If Apple took over Sony, his job would become an endless yawnfest of meeting and reorganization attempts.
So you’re Steve, and you have a choice: To continue designing things you love, or to plunge into a sea of bureaucracy, never to return again alive.
I think his choice is obvious, no?
D
Sony’s like RIM– so yesterday. Why would
Apple want to buy yesterday? Apple needs to
remain focused on the future- like AppleTV &
content delivery. Why invest in Sony’s Blue-Ray;
when they can develop a platform based on an open
standard?
Agreed, agreed, agreed. Most of the posters on A/V sites that I frequent think that BluRay is the big winner for the next decade. Well, Sony better party hard now, because BluRay is already poised for a fall. It’s (hopefully) the last throes of a dying content distribution model.
Not to mention the problem that Jobs is on the Board and largest shareholder of Disney, which conflicts with Sony Pictures.
There is nothing wrong with Sony that decent Operating Systems wouldn’t cure.
Apple makes decent Operating Systems.
Sony has the answer at hand. Pay a King’s Ransom for the use of the OS X variants.
Like that would happen.
I agree with all the above comments.
In fact, the whole premise of Apple needing to buy ANYONE is foolish.
Apple is running perfectly as it is right now.
Great products, great reputation, great vision, great margins…
Why mess with success.
Bob
I totally agree. It would be counter to Apple’s product roadmap to acquire Sony.
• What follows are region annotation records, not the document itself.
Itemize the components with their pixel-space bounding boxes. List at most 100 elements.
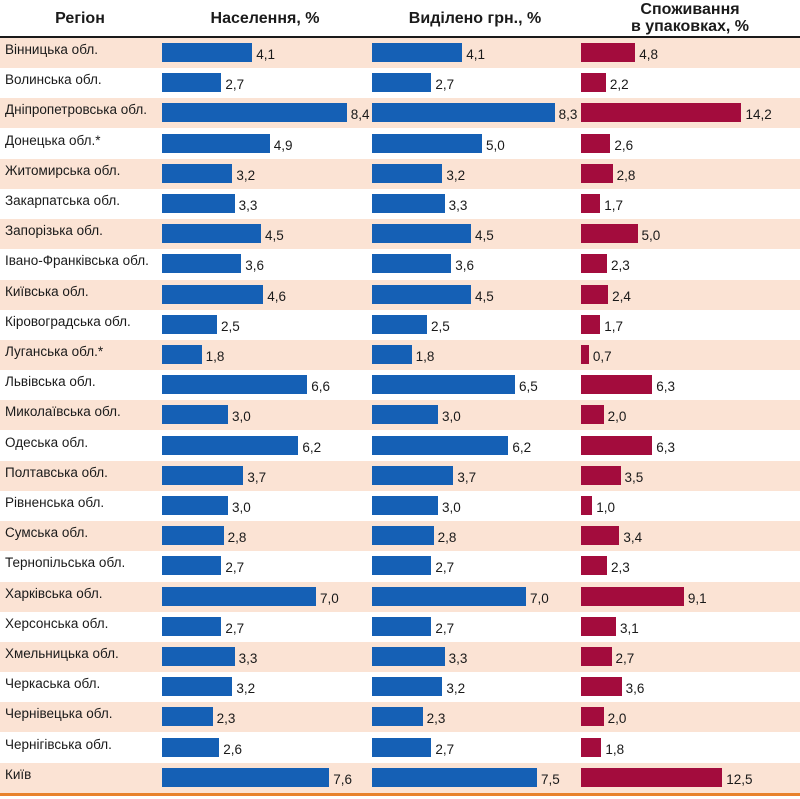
bar-cons [581,767,723,787]
value-label-cons: 3,6 [625,681,645,697]
bar-pop [162,435,299,455]
bar-alloc [372,647,445,666]
value-label-pop: 8,4 [350,107,370,123]
bar-pop [162,586,316,606]
value-label-alloc: 4,5 [475,288,494,304]
region-label: Івано-Франківська обл. [5,253,149,269]
bar-cons [581,73,606,93]
bar-pop [162,375,308,395]
bar-pop [162,496,228,515]
value-label-pop: 2,7 [225,620,245,636]
bar-pop [162,194,235,213]
bar-cons [581,133,611,153]
bar-cons [581,194,601,213]
value-label-cons: 14,2 [745,107,772,123]
value-label-cons: 6,3 [656,379,675,395]
bar-alloc [372,194,445,213]
bar-pop [162,767,330,787]
value-label-alloc: 2,7 [435,741,455,757]
region-label: Львівська обл. [5,374,96,390]
bar-alloc [372,616,432,636]
bar-alloc [372,526,434,546]
value-label-cons: 1,7 [604,198,623,213]
bar-cons [581,707,604,727]
value-label-alloc: 4,1 [466,47,485,62]
chart-row: Одеська обл. 6,2 6,2 6,3 [0,431,800,461]
bar-alloc [372,284,471,304]
bar-pop [162,314,217,334]
chart-row: Київська обл. 4,6 4,5 2,4 [0,279,800,310]
bar-cons [581,163,613,183]
region-label: Одеська обл. [5,434,89,450]
bar-cons [581,435,653,455]
value-label-alloc: 7,5 [541,771,560,787]
bar-alloc [372,314,427,334]
region-label: Чернівецька обл. [5,706,113,722]
bar-cons [581,737,602,757]
value-label-cons: 6,3 [656,439,675,455]
region-label: Житомирська обл. [5,162,121,178]
value-label-alloc: 3,0 [442,500,461,515]
value-label-alloc: 3,2 [446,681,466,697]
region-label: Херсонська обл. [5,615,109,631]
bar-alloc [372,224,471,244]
chart-row: Тернопільська обл. 2,7 2,7 2,3 [0,551,800,581]
bar-pop [162,163,233,183]
bar-pop [162,345,202,364]
value-label-pop: 3,3 [238,651,258,666]
region-label: Київська обл. [5,283,89,299]
bar-cons [581,465,621,485]
value-label-cons: 2,8 [616,167,636,183]
chart-row: Луганська обл.* 1,8 1,8 0,7 [0,340,800,370]
value-label-pop: 3,7 [247,469,267,485]
value-label-alloc: 2,7 [435,560,455,576]
value-label-cons: 4,8 [639,47,659,62]
bar-cons [581,405,604,425]
chart-row: Львівська обл. 6,6 6,5 6,3 [0,370,800,400]
chart-row: Черкаська обл. 3,2 3,2 3,6 [0,672,800,702]
region-label: Черкаська обл. [5,676,101,692]
region-label: Рівненська обл. [5,495,105,510]
region-label: Волинська обл. [5,72,102,88]
value-label-cons: 12,5 [726,771,753,787]
bar-alloc [372,345,412,364]
bar-pop [162,616,222,636]
value-label-alloc: 2,5 [431,318,450,334]
bar-cons [581,43,636,62]
bar-alloc [372,405,438,425]
region-label: Харківська обл. [5,585,103,601]
bar-pop [162,526,224,546]
value-label-alloc: 2,8 [437,530,457,546]
bar-pop [162,103,347,123]
value-label-pop: 4,9 [273,137,293,153]
value-label-pop: 2,5 [221,318,240,334]
chart-row: Херсонська обл. 2,7 2,7 3,1 [0,612,800,642]
bar-pop [162,405,228,425]
value-label-pop: 3,3 [238,198,258,213]
value-label-cons: 2,3 [610,258,630,274]
chart-row: Полтавська обл. 3,7 3,7 3,5 [0,460,800,491]
chart-row: Запорізька обл. 4,5 4,5 5,0 [0,219,800,250]
value-label-cons: 1,7 [604,318,623,334]
value-label-alloc: 2,7 [435,620,455,636]
value-label-cons: 2,0 [607,711,627,727]
chart-row: Житомирська обл. 3,2 3,2 2,8 [0,158,800,189]
bar-cons [581,224,638,244]
value-label-pop: 2,7 [225,77,245,93]
bar-cons [581,647,612,666]
bar-cons [581,254,607,274]
value-label-pop: 2,3 [216,711,236,727]
region-label: Миколаївська обл. [5,404,121,420]
chart-row: Рівненська обл. 3,0 3,0 1,0 [0,491,800,521]
chart-row: Хмельницька обл. 3,3 3,3 2,7 [0,642,800,672]
bar-alloc [372,375,515,395]
bar-cons [581,677,622,697]
value-label-pop: 6,6 [311,379,330,395]
value-label-alloc: 8,3 [558,107,578,123]
value-label-pop: 3,0 [232,409,251,425]
bar-alloc [372,254,452,274]
value-label-alloc: 3,2 [446,167,466,183]
value-label-alloc: 6,2 [512,439,532,455]
chart-row: Закарпатська обл. 3,3 3,3 1,7 [0,189,800,219]
region-label: Донецька обл.* [5,132,101,148]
Give me TIVO. Now there is a company that Apple needs to buy pure and simple. Know its been talked about before, but with Apple TV something they fill they need to do then TV content will round out their offering.
No Tivo, either, please. As previous posters have correctly pointed out, digital distribution (not thru TV or cable) is the future.
no babe ……. they wont be killed
Apple just spent the last 10 years going in the complete opposite direction to Sony. They are 180 degrees, total opposites. Ten years ago I had a Sony portable DAT, Sony portable CD player, and Sony phone, but they are all gone now in favor of an iPhone and an iPod nano with a CD-quality voice recorder. Buying Sony is not going to help Apple help me.
Same with TiVo … iTunes is already a next-generation TiVo. Apple might as well put the stripes back in their logo if they are feeling that retro.
Apple is expanding and acquiring companies, but they buy small companies that have like one truly great product and many great people and is easy to incorporate into the larger company, or they buy one product from someone else. They’re shopping for things that can help them make the products they want to make, not adding bulk for the sake of bulk.
Apple needs Sony like a fish needs a bicycle. The only part of Sony I can imagine really being valuable to Apple is their music and movie content. In every other way, Apple already overshadows Sony.
Steve is too smart to buy Sony. Who needs all of that baggage. He would have to spend all of his time and energy trying to shape up a overweight company who has too many low margin products and a bureaucracy that would take a lifetime to change.